I first became acquainted with the Pushkin Press when I received a newly published compendium of short fiction by Stefan Zweig and as it turns out, they also publish a number of other titles by Zweig including a recent biography and a also a haunting novel by Laurent Seksik about the last months of Zweig’s life (and death) in Brazil.
As these things happen, I found a copy of The Specter of Alexander Wolf by Gaito Gazdanov amongst the omenous accumulations of books that festoon the flat surfaces of my apartment. I don’t think I read about it because only the daily newspaper from that wonderful metropolis, Minneapolis chose to review it.
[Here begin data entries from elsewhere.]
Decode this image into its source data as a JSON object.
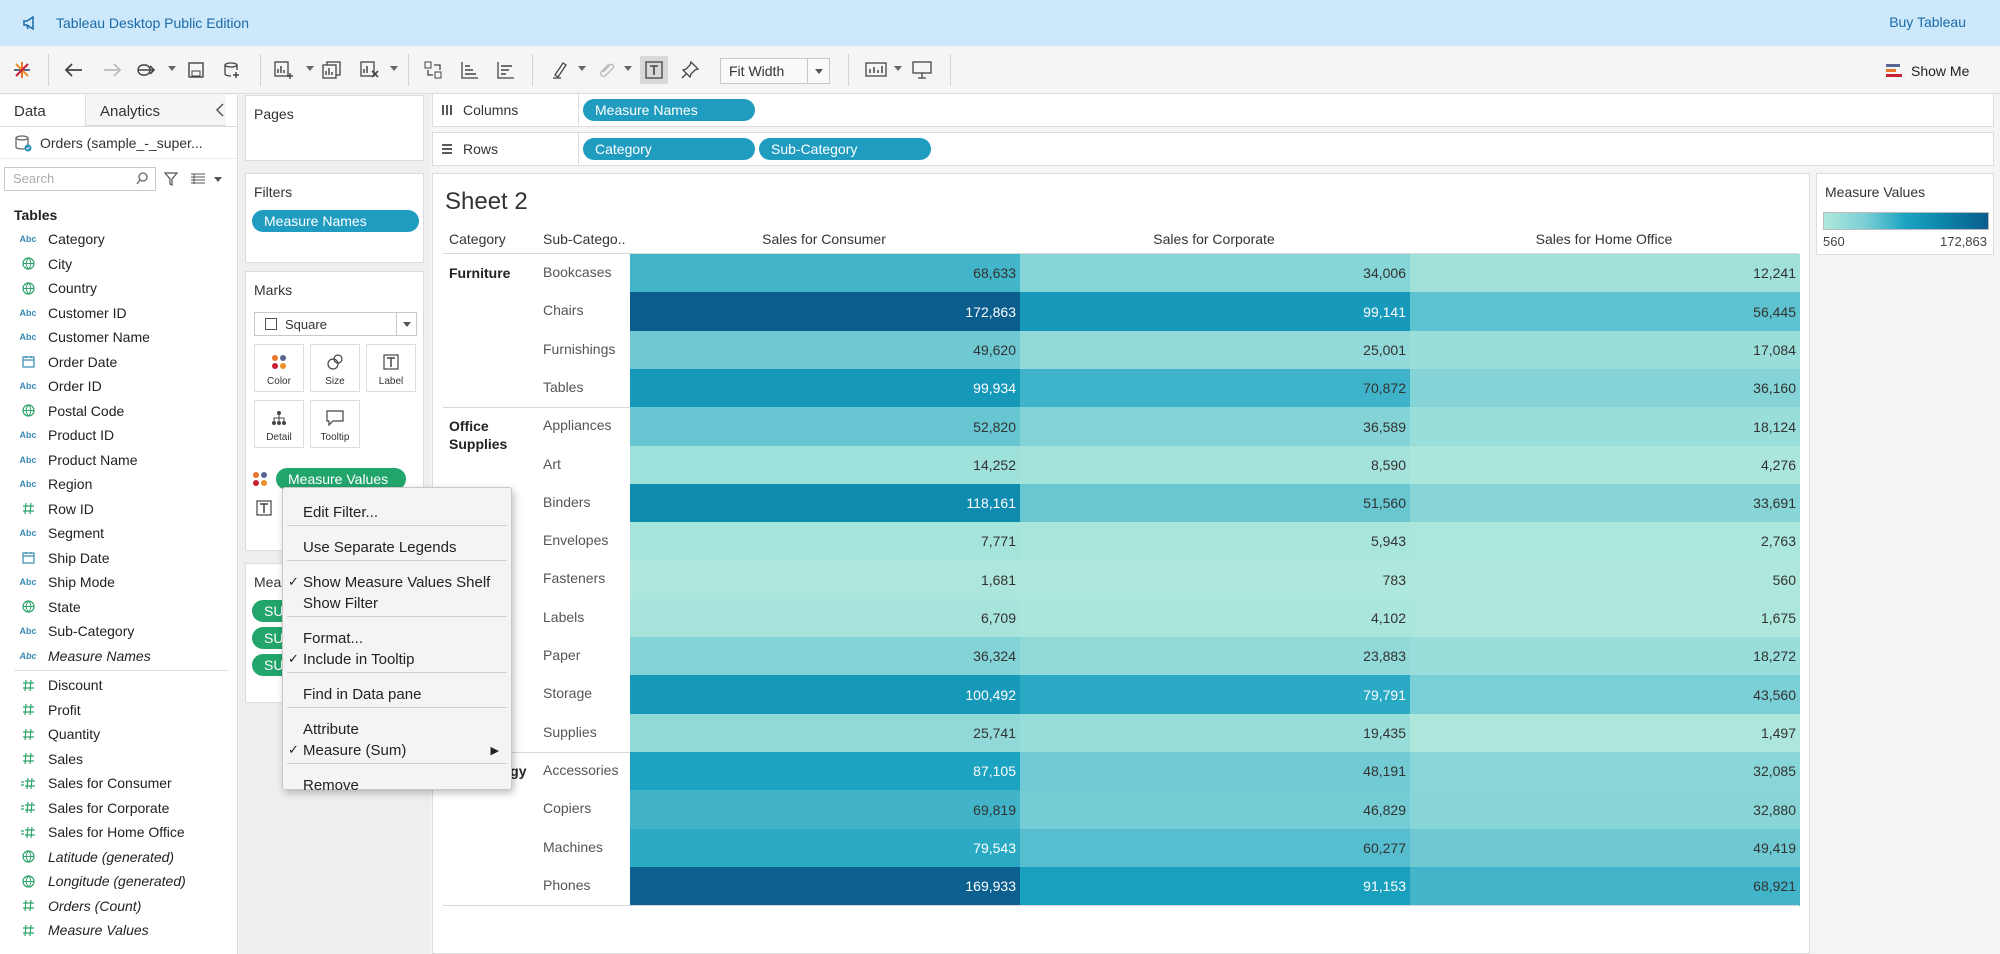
{
  "banner": {
    "title": "Tableau Desktop Public Edition",
    "buy": "Buy Tableau"
  },
  "toolbar": {
    "fit": "Fit Width",
    "show_me": "Show Me"
  },
  "datapane": {
    "tab_data": "Data",
    "tab_analytics": "Analytics",
    "datasource": "Orders (sample_-_super...",
    "search_placeholder": "Search",
    "tables_heading": "Tables",
    "dimensions": [
      {
        "name": "Category",
        "type": "abc"
      },
      {
        "name": "City",
        "type": "geo"
      },
      {
        "name": "Country",
        "type": "geo"
      },
      {
        "name": "Customer ID",
        "type": "abc"
      },
      {
        "name": "Customer Name",
        "type": "abc"
      },
      {
        "name": "Order Date",
        "type": "date"
      },
      {
        "name": "Order ID",
        "type": "abc"
      },
      {
        "name": "Postal Code",
        "type": "geo"
      },
      {
        "name": "Product ID",
        "type": "abc"
      },
      {
        "name": "Product Name",
        "type": "abc"
      },
      {
        "name": "Region",
        "type": "abc"
      },
      {
        "name": "Row ID",
        "type": "num"
      },
      {
        "name": "Segment",
        "type": "abc"
      },
      {
        "name": "Ship Date",
        "type": "date"
      },
      {
        "name": "Ship Mode",
        "type": "abc"
      },
      {
        "name": "State",
        "type": "geo"
      },
      {
        "name": "Sub-Category",
        "type": "abc"
      },
      {
        "name": "Measure Names",
        "type": "abc",
        "italic": true
      }
    ],
    "measures": [
      {
        "name": "Discount",
        "type": "num"
      },
      {
        "name": "Profit",
        "type": "num"
      },
      {
        "name": "Quantity",
        "type": "num"
      },
      {
        "name": "Sales",
        "type": "num"
      },
      {
        "name": "Sales for Consumer",
        "type": "calc"
      },
      {
        "name": "Sales for Corporate",
        "type": "calc"
      },
      {
        "name": "Sales for Home Office",
        "type": "calc"
      },
      {
        "name": "Latitude (generated)",
        "type": "geo",
        "italic": true
      },
      {
        "name": "Longitude (generated)",
        "type": "geo",
        "italic": true
      },
      {
        "name": "Orders (Count)",
        "type": "num",
        "italic": true
      },
      {
        "name": "Measure Values",
        "type": "num",
        "italic": true
      }
    ]
  },
  "cards": {
    "pages": "Pages",
    "filters": "Filters",
    "filter_pill": "Measure Names",
    "marks": "Marks",
    "mark_type": "Square",
    "buttons": {
      "color": "Color",
      "size": "Size",
      "label": "Label",
      "detail": "Detail",
      "tooltip": "Tooltip"
    },
    "mv_pill": "Measure Values",
    "measure_values_card": "Meas",
    "su_pills": [
      "SU",
      "SU",
      "SU"
    ]
  },
  "shelves": {
    "columns": "Columns",
    "rows": "Rows",
    "col_pills": [
      "Measure Names"
    ],
    "row_pills": [
      "Category",
      "Sub-Category"
    ]
  },
  "sheet": {
    "title": "Sheet 2",
    "headers": {
      "category": "Category",
      "subcategory": "Sub-Catego..",
      "consumer": "Sales for Consumer",
      "corporate": "Sales for Corporate",
      "home": "Sales for Home Office"
    }
  },
  "legend": {
    "title": "Measure Values",
    "min": "560",
    "max": "172,863"
  },
  "chart_data": {
    "type": "heatmap",
    "title": "Sheet 2",
    "columns": [
      "Sales for Consumer",
      "Sales for Corporate",
      "Sales for Home Office"
    ],
    "color_range": [
      560,
      172863
    ],
    "groups": [
      {
        "category": "Furniture",
        "rows": [
          {
            "sub": "Bookcases",
            "values": [
              68633,
              34006,
              12241
            ]
          },
          {
            "sub": "Chairs",
            "values": [
              172863,
              99141,
              56445
            ]
          },
          {
            "sub": "Furnishings",
            "values": [
              49620,
              25001,
              17084
            ]
          },
          {
            "sub": "Tables",
            "values": [
              99934,
              70872,
              36160
            ]
          }
        ]
      },
      {
        "category": "Office Supplies",
        "rows": [
          {
            "sub": "Appliances",
            "values": [
              52820,
              36589,
              18124
            ]
          },
          {
            "sub": "Art",
            "values": [
              14252,
              8590,
              4276
            ]
          },
          {
            "sub": "Binders",
            "values": [
              118161,
              51560,
              33691
            ]
          },
          {
            "sub": "Envelopes",
            "values": [
              7771,
              5943,
              2763
            ]
          },
          {
            "sub": "Fasteners",
            "values": [
              1681,
              783,
              560
            ]
          },
          {
            "sub": "Labels",
            "values": [
              6709,
              4102,
              1675
            ]
          },
          {
            "sub": "Paper",
            "values": [
              36324,
              23883,
              18272
            ]
          },
          {
            "sub": "Storage",
            "values": [
              100492,
              79791,
              43560
            ]
          },
          {
            "sub": "Supplies",
            "values": [
              25741,
              19435,
              1497
            ]
          }
        ]
      },
      {
        "category": "Technology",
        "rows": [
          {
            "sub": "Accessories",
            "values": [
              87105,
              48191,
              32085
            ]
          },
          {
            "sub": "Copiers",
            "values": [
              69819,
              46829,
              32880
            ]
          },
          {
            "sub": "Machines",
            "values": [
              79543,
              60277,
              49419
            ]
          },
          {
            "sub": "Phones",
            "values": [
              169933,
              91153,
              68921
            ]
          }
        ]
      }
    ]
  },
  "context_menu": {
    "items": [
      {
        "label": "Edit Filter...",
        "checked": false
      },
      {
        "label": "Use Separate Legends",
        "checked": false
      },
      {
        "label": "Show Measure Values Shelf",
        "checked": true
      },
      {
        "label": "Show Filter",
        "checked": false
      },
      {
        "label": "Format...",
        "checked": false
      },
      {
        "label": "Include in Tooltip",
        "checked": true
      },
      {
        "label": "Find in Data pane",
        "checked": false
      },
      {
        "label": "Attribute",
        "checked": false
      },
      {
        "label": "Measure (Sum)",
        "checked": true,
        "submenu": true
      },
      {
        "label": "Remove",
        "checked": false
      }
    ]
  }
}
On the other, hand the ever alert and fastidious Michael Ortofer at the Complete Review provided his commendable customary due diligence
Nicholas Lezard echoes my sentiments,
Another masterpiece from someone I’d never heard of before published by Pushkin Press; how many more do they have up their sleeve? This time it is by Gaito Gazdanov, a Russian émigré novelist whose work was not published in his native country until the collapse of the communist regime.
Suffice it to say that there is a lot going in this nearly 200 page novel detective story, a sly take on the life of a free lance writer, a existential rumination and even a love story.
It should not go unsaid that Pushkin Press exhibits a commendable respect for the paper and ink book by using good paper, crisp design and typography to produce handsome tomes. No small gesture in a tenuous, modern book world.
Currently reading Havana Black by Leonardo Padura (Bitter Lemon Press)
* I found this phrase in Rebecca Schuman’s rumination on Kafka, Susan Bernofsky and Jay Cantor’s new opus, Forgiving the Angel (Knopf) and like it so much that I expropriated it for the title of this piece that luckily has something to do with modernism ( whatever that is).